We have held that the “guidelines materials clearly indicate that departures ‘were intended to be quite rare,’ ” United States v. Neil, 903 F.2d 564, 565 (8th Cir.1990), quoting United States v. Justice, 877 F.2d 664, 666 (8th Cir.1989), cert. denied, 493 U.S. 958, 110 S.Ct. 375, 107 L.Ed.2d 360 (1989), “and thus should be restricted to situations in which substantial atypicalities are found to exist,” United States v. Desormeaux, 952 F.2d 182, 184 (8th Cir.1991). We note no substantial atypicalities supported by the record here. To the extent that the testimony bears on the question of victimization, it seems to us to incline rather to the conclusion that there is no significant likelihood of it. In any case, the evidence lends insufficient support to the district court’s conclusion.
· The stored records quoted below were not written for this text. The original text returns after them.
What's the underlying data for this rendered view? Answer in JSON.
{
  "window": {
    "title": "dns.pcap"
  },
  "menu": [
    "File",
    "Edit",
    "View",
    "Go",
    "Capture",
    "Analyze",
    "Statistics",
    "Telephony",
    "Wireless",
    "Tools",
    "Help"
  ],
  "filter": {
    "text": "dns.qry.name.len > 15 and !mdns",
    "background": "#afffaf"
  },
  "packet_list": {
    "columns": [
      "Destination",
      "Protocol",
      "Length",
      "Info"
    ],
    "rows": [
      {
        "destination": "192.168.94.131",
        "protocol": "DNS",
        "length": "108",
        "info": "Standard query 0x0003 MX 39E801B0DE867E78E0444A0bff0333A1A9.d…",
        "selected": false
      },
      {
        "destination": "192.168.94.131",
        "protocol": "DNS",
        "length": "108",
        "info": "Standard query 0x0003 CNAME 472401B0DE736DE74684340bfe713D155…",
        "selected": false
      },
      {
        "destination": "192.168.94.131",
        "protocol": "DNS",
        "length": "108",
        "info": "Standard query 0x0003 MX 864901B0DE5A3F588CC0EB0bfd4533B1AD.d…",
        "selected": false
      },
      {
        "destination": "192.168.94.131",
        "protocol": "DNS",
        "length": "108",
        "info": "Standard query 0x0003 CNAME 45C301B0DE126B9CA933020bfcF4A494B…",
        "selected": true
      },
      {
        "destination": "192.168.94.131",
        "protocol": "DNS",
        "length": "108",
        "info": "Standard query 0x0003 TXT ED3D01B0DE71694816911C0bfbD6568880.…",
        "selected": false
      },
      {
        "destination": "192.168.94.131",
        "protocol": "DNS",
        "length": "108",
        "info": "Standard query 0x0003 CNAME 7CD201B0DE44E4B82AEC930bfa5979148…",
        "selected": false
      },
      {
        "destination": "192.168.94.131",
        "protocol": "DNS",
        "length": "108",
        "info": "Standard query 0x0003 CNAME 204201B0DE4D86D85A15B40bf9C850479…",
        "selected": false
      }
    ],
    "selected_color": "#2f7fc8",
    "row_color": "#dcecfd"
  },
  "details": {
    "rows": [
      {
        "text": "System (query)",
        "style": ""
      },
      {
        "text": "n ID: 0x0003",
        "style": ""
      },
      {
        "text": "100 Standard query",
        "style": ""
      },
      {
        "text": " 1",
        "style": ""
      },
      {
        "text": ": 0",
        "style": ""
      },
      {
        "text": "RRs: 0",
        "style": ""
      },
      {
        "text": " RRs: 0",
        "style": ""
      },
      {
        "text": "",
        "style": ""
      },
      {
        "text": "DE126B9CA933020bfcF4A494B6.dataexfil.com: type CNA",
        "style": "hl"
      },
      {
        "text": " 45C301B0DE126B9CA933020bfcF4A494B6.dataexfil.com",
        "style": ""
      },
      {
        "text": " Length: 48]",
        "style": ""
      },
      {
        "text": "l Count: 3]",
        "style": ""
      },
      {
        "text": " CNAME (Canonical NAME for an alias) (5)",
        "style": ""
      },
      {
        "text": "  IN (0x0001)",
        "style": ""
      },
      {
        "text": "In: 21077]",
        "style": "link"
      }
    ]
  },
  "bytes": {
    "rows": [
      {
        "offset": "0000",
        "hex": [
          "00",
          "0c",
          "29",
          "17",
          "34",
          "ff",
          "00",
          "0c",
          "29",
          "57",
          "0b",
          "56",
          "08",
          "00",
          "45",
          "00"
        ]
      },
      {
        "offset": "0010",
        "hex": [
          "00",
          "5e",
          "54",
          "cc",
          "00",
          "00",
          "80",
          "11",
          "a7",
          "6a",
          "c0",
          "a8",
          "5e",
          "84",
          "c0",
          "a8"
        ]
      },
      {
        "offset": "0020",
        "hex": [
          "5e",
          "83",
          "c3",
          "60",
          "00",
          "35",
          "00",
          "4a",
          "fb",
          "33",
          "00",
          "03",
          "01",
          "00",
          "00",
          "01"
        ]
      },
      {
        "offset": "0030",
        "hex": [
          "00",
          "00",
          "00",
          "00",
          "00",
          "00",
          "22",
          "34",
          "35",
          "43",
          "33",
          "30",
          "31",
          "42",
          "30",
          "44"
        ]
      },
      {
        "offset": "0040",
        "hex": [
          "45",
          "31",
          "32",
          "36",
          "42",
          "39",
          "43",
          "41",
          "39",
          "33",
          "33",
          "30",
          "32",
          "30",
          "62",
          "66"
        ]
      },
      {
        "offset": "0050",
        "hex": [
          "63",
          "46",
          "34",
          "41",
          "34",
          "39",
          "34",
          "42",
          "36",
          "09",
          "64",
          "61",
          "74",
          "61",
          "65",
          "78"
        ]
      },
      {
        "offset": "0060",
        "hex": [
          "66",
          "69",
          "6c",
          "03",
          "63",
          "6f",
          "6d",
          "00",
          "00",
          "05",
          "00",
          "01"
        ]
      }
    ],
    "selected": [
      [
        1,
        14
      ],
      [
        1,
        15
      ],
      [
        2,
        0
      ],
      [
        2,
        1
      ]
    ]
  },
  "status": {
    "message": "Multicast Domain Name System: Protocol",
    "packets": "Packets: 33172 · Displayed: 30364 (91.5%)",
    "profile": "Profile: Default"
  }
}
The trial court also expressed concern about Tucker’s age and health. But the guidelines specifically enjoin that these matters are “not ordinarily relevant” in determining whether a sentence should be outside the applicable guideline range. U.S.S.G. § 5H1.1, § 5H1.3, § 5H1.4, policy statements. We discern nothing in this record that takes the defendant outside the perimeters of the ordinary case. We offer the same observation with respect to the district court’s conclusion that the “totality of these circumstances” (chance of victimization, age, and health) somehow combine to transform this into a case outside the “heartland” that the guidelines establish.

III.

For the reasons indicated, we reverse the judgment below and remand the case for imposition of a sentence of 72 months incarceration.